情報資源組織演習B(分類)の授業紹介

〈授業紹介〉

司書科目を担当している田中です。
今回は「情報資源組織演習B(分類)」の授業紹介をします。

この科目は、司書資格を取るうえで欠かせない必修科目です。
ある程度の基礎を学んだあとに受講するもので、演習形式で行います。そのため、先に理論科目である「図書館情報資源概論」を受講しておく必要があります。

授業名にもある「分類」とは、図書館で本を整理するための大切な仕組みのひとつです。
利用者が目的の資料を探しやすくするため、また図書館が大量の蔵書を体系的に管理するために使われます。
つまり、「分類」は司書の仕事に欠かせない基本技術であり、世界中の図書館で司書とは切っても切り離せないものです。
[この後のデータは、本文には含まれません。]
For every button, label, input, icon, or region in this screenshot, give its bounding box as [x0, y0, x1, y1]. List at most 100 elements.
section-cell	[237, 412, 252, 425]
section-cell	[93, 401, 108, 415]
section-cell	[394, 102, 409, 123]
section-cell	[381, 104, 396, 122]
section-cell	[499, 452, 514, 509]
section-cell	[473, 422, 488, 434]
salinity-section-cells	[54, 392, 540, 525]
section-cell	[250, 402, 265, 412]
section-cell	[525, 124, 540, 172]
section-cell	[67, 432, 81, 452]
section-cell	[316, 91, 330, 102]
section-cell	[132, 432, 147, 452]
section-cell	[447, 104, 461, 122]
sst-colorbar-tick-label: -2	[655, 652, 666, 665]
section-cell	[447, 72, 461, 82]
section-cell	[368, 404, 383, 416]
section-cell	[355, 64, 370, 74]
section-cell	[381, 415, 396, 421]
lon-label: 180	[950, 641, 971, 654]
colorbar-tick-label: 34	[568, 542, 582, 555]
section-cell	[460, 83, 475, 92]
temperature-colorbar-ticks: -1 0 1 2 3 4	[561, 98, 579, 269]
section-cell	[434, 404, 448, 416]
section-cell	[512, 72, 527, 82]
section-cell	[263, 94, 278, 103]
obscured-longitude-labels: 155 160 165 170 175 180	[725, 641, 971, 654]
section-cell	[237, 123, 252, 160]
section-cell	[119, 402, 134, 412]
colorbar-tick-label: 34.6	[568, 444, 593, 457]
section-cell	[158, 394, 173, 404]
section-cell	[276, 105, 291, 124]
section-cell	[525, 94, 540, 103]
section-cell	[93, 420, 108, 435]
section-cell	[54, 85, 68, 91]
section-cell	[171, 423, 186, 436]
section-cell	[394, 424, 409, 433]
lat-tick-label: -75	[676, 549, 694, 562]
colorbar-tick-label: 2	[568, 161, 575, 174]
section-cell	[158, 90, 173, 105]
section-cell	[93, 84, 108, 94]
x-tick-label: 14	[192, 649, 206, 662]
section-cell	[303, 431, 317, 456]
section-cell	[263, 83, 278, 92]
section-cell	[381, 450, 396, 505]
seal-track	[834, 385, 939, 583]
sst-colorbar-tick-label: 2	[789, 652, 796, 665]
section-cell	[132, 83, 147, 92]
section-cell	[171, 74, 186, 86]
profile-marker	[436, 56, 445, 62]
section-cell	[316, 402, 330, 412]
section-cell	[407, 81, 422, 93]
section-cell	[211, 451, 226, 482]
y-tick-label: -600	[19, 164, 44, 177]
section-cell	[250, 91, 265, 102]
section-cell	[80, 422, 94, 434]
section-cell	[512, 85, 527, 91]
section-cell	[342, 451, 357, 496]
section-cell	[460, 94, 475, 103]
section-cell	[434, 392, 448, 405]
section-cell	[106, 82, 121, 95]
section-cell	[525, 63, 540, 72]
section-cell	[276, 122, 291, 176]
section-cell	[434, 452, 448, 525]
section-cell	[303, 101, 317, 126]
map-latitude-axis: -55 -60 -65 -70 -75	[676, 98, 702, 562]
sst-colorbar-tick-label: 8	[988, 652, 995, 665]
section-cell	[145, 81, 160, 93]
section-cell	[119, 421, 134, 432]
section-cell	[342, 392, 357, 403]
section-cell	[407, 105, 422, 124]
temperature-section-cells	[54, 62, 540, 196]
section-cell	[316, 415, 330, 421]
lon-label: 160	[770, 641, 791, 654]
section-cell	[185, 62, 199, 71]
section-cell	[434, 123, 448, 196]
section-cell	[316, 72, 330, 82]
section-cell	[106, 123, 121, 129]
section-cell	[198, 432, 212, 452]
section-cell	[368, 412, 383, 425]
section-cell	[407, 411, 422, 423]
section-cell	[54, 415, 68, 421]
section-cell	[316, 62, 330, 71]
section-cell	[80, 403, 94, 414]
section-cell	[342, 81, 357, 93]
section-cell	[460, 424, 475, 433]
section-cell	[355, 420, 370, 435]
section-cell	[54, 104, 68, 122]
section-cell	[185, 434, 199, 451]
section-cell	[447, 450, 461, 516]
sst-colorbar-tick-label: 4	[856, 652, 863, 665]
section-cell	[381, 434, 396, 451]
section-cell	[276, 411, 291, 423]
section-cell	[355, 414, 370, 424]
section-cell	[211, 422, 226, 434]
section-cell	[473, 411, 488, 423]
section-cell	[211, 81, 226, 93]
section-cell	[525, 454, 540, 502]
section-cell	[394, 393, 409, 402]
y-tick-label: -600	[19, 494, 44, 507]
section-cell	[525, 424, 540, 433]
日本の図書館では、主に「分類記号」と「件名」という2つの方法を使っていますが、今回は授業の第2回で行っている「分類作業の手順」について紹介します。

写真1は、ある本の分類記号を求めている途中の場面です。ここでは日本語の本(和書)を対象に、分類のルールブック「日本十進分類法(NDC)」の使い方を説明しています。
本が「何について書かれているか」を表すキーワードを見つけ、分類の辞書にあたる「相関索引」を使っておおまかな分類記号を探しているシーンです。

NDCは日本のほとんどの図書館で使われている標準的な分類法です。
本体はA4サイズの2冊組で少し重いですが、演習室に備え付けてあるので学生が持ち歩く必要はありません(写真2)。

 

この授業では、解説や演習問題を通して、「図書館に就職してすぐに困らないレベル」の実践力を身につけることを目指します。
分類の仕事は経験を積むほど上達するもので、私の勤務していた図書館では次のように段階を踏んでいました。
1年目:和書(日本語の本)を担当
2年目:洋書(主に英語)を担当
3年目:書籍以外の形態の資料を担当しつつ新人の指導
この段階を終えてようやく一人前とされていました。
新人のころは誰でも先輩から「大学で何を勉強してきたんだ!」と叱られるものですが、
この授業でしっかり練習すれば、「新人ならこのくらいできれば十分かな」と言ってもらえる力をつけることができます。
司書を目指す皆さん、後日教室でお目にかかりましょう。